"Somos los hijos indeseados de Dios” decía Tyler Durden “¿y qué? Nuestros padres eran nuestros modelos de Dios, y si nuestros padres nos fallaron, ¿qué dice eso de Dios?”. Y no le faltaba razón. Quizá yo no sería tan vehemente en mi exposición pero me gustaría comentar algo sobre lo que he pensado últimamente y que tiene bastante relación con semejante declaración de intenciones.
Hace poco me encontraba en una terraza disfrutando de un día de sol y un tinto de verano cuando la conversación que mantenía con unos amigos tomó un giro dramático y se centró en los avatares de la vida moderna y la generación perdida a la que pertenecemos. Aunque no sé si sería justo llamarnos ‘Generación Perdida’, así con mayúsculas. Creo que esa etiqueta ya se la agenciaron los jóvenes de los 90. Somos una generación tan perdida que no tiene ni etiqueta propia ni pierde el sueño por conseguirse una. Hablábamos sobre cómo cambian las cosas, como ahora con 28 años ni tienes trabajo fijo, ni casa propia, ni en casos como el mío, pareja estable. Y no es porque no queramos, es porque no podemos. Tenemos estudios, sabemos hablar idiomas, hemos viajado por el mundo (algunos a destinos más exóticos que otros), somos independientes y hemos sabido adaptarnos a todas las nuevas tecnologías que han ido surgiendo cuando nosotros de pequeños éramos de Bollicao con cromo y rodillas peladas de pasarnos la tarde en el parque disfrutando de nuestra infancia. Estamos infinitamente más preparados que nuestros padres y sin embargo tenemos menos futuro que ellos en sus días de juventud. Por no hablar del tema ‘juventud’… ahora se es joven hasta los 40. Los 30 son los nuevos 20 y chorradas por el estilo, seguro que habéis oído frases como esa.
En definitiva, nos creímos el cuento con el que nos dormían cada noche: “Si quieres ser algo en la vida, hija mía, estudia” o variantes como “Si no estudias no llegarás a nada”. No es que nuestros progenitores nos odiaran secretamente y quisieran engañarnos sobre nuestras expectativas de futuro, es sólo que ellos eran los protagonistas de ese cuento, para ellos era algo tan evidente como que el sol sale cada mañana. Y nosotros, sin pensarlo, hicimos lo que se esperaba. Pero nos estafaron, la sociedad nos mintió vilmente. Después de pasarnos toda nuestra vida intentando adquirir los mayores conocimientos posibles descubrimos que no son suficientes. Y nunca lo serán porque, se pongan como se pongan, es imposible tener menos de 25 años, una carrera, un Master, varios idiomas y cinco años de experiencia. O yo soy demasiado de letras o las cuentas no salen.

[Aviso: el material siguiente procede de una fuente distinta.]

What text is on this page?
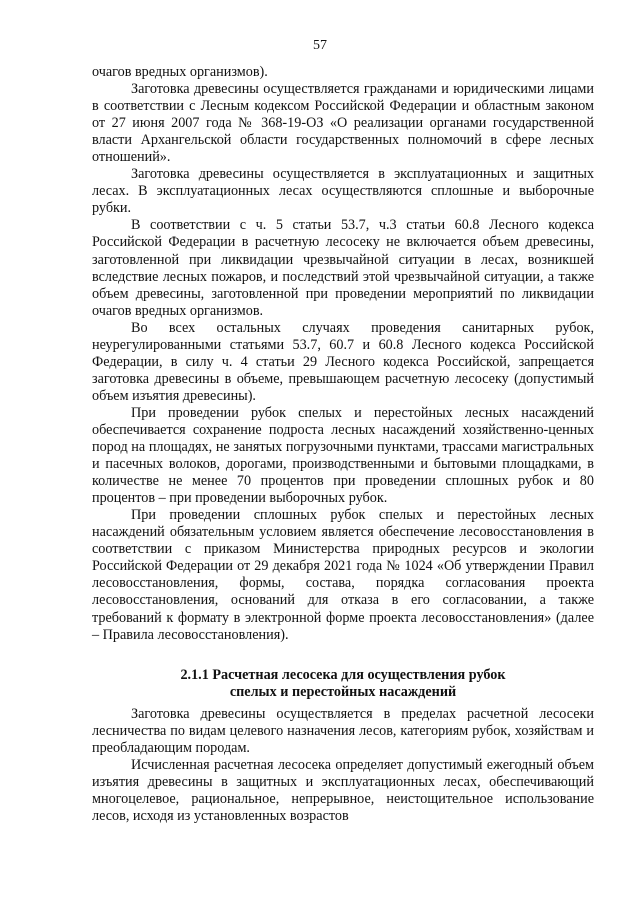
57

очагов вредных организмов).

Заготовка древесины осуществляется гражданами и юридическими лицами в соответствии с Лесным кодексом Российской Федерации и областным законом от 27 июня 2007 года № 368-19-ОЗ «О реализации органами государственной власти Архангельской области государственных полномочий в сфере лесных отношений».

Заготовка древесины осуществляется в эксплуатационных и защитных лесах. В эксплуатационных лесах осуществляются сплошные и выборочные рубки.

В соответствии с ч. 5 статьи 53.7, ч.3 статьи 60.8 Лесного кодекса Российской Федерации в расчетную лесосеку не включается объем древесины, заготовленной при ликвидации чрезвычайной ситуации в лесах, возникшей вследствие лесных пожаров, и последствий этой чрезвычайной ситуации, а также объем древесины, заготовленной при проведении мероприятий по ликвидации очагов вредных организмов.

Во всех остальных случаях проведения санитарных рубок, неурегулированными статьями 53.7, 60.7 и 60.8 Лесного кодекса Российской Федерации, в силу ч. 4 статьи 29 Лесного кодекса Российской, запрещается заготовка древесины в объеме, превышающем расчетную лесосеку (допустимый объем изъятия древесины).

При проведении рубок спелых и перестойных лесных насаждений обеспечивается сохранение подроста лесных насаждений хозяйственно-ценных пород на площадях, не занятых погрузочными пунктами, трассами магистральных и пасечных волоков, дорогами, производственными и бытовыми площадками, в количестве не менее 70 процентов при проведении сплошных рубок и 80 процентов – при проведении выборочных рубок.

При проведении сплошных рубок спелых и перестойных лесных насаждений обязательным условием является обеспечение лесовосстановления в соответствии с приказом Министерства природных ресурсов и экологии Российской Федерации от 29 декабря 2021 года № 1024 «Об утверждении Правил лесовосстановления, формы, состава, порядка согласования проекта лесовосстановления, оснований для отказа в его согласовании, а также требований к формату в электронной форме проекта лесовосстановления» (далее – Правила лесовосстановления).

2.1.1 Расчетная лесосека для осуществления рубок
спелых и перестойных насаждений

Заготовка древесины осуществляется в пределах расчетной лесосеки лесничества по видам целевого назначения лесов, категориям рубок, хозяйствам и преобладающим породам.

Исчисленная расчетная лесосека определяет допустимый ежегодный объем изъятия древесины в защитных и эксплуатационных лесах, обеспечивающий многоцелевое, рациональное, непрерывное, неистощительное использование лесов, исходя из установленных возрастов
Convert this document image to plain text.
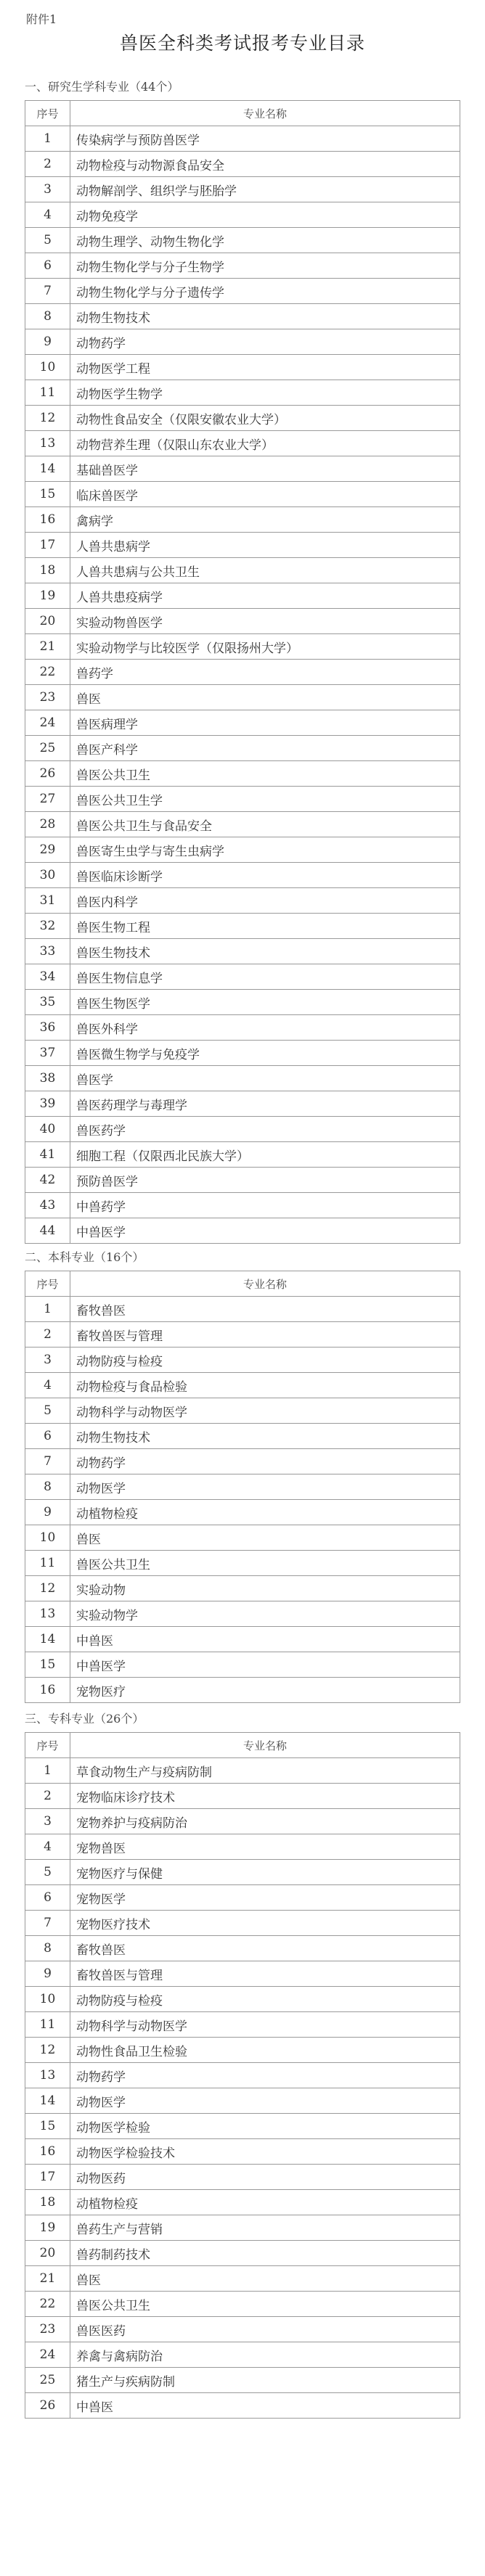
附件1
兽医全科类考试报考专业目录
一、研究生学科专业（44个）
序号	专业名称
1	传染病学与预防兽医学
2	动物检疫与动物源食品安全
3	动物解剖学、组织学与胚胎学
4	动物免疫学
5	动物生理学、动物生物化学
6	动物生物化学与分子生物学
7	动物生物化学与分子遗传学
8	动物生物技术
9	动物药学
10	动物医学工程
11	动物医学生物学
12	动物性食品安全（仅限安徽农业大学）
13	动物营养生理（仅限山东农业大学）
14	基础兽医学
15	临床兽医学
16	禽病学
17	人兽共患病学
18	人兽共患病与公共卫生
19	人兽共患疫病学
20	实验动物兽医学
21	实验动物学与比较医学（仅限扬州大学）
22	兽药学
23	兽医
24	兽医病理学
25	兽医产科学
26	兽医公共卫生
27	兽医公共卫生学
28	兽医公共卫生与食品安全
29	兽医寄生虫学与寄生虫病学
30	兽医临床诊断学
31	兽医内科学
32	兽医生物工程
33	兽医生物技术
34	兽医生物信息学
35	兽医生物医学
36	兽医外科学
37	兽医微生物学与免疫学
38	兽医学
39	兽医药理学与毒理学
40	兽医药学
41	细胞工程（仅限西北民族大学）
42	预防兽医学
43	中兽药学
44	中兽医学
二、本科专业（16个）
序号	专业名称
1	畜牧兽医
2	畜牧兽医与管理
3	动物防疫与检疫
4	动物检疫与食品检验
5	动物科学与动物医学
6	动物生物技术
7	动物药学
8	动物医学
9	动植物检疫
10	兽医
11	兽医公共卫生
12	实验动物
13	实验动物学
14	中兽医
15	中兽医学
16	宠物医疗
三、专科专业（26个）
序号	专业名称
1	草食动物生产与疫病防制
2	宠物临床诊疗技术
3	宠物养护与疫病防治
4	宠物兽医
5	宠物医疗与保健
6	宠物医学
7	宠物医疗技术
8	畜牧兽医
9	畜牧兽医与管理
10	动物防疫与检疫
11	动物科学与动物医学
12	动物性食品卫生检验
13	动物药学
14	动物医学
15	动物医学检验
16	动物医学检验技术
17	动物医药
18	动植物检疫
19	兽药生产与营销
20	兽药制药技术
21	兽医
22	兽医公共卫生
23	兽医医药
24	养禽与禽病防治
25	猪生产与疾病防制
26	中兽医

Así que un día te despiertas de tu sueño de joven promesa con todo el mundo a tu alcance y descubres que no puedes permitirte independizarte porque los únicos puestos de trabajo a los que accedes son no remunerados o te pagan 300 euros (ni hablamos de aspirar a esa utopía de firmar un contrato), tampoco puedes irte fuera para ampliar tus conocimientos en inglés o en chino porque, una vez más, no tienes el dinero suficiente, y para colmo de males tienes que ir sola a las bodas familiares aguantando el tipo cuando te preguntan, con cara de asco: “¿Todavía no tienes novio?”.
Pienso en el Mayo del 68 y me digo a mí misma que, ante la injusticia que soportamos, los jóvenes deberíamos hacer algo. Deberíamos alzar la voz, protestar, rebelarnos. Pero un segundo después, otra voz en mi cabeza replica: “¿Rebelarnos contra qué exactamente?¿Contra el Gobierno que hipoteca el futuro de nuestro país y se queda de brazos cruzados viendo como nos vamos yendo poco a poco al extranjero a la espera de que nos valoren como merecemos en otro lugar?¿Contra los empresarios que se aprovechan de nuestra generación y la desesperación por meter cabeza y labrarnos una carrera?¿Contra nuestros mayores que no comprenden que los tiempos han cambiado y que no nos vamos de casa porque no podemos y no porque no queramos?¿Contra la Universidad que no pone diques y deja que cada año se licencien miles y miles de trabajadores disponibles que el mercado laboral no puede absorber?”
Entonces hago callar a las dos voces, ante la imposibilidad de responder a las preguntas que la última de ellas me lanzó y sólo puedo concluir como Tyler Durden que “tienes que tener en cuenta la posibilidad de no caerle bien a Dios, él nunca quiso tenerte. Con toda probabilidad él te odia, pero no es lo peor que pueda ocurrirte. ¡No lo necesitamos! Que se jodan la maldición y la redención, somos hijos no deseados de Dios, así sea.”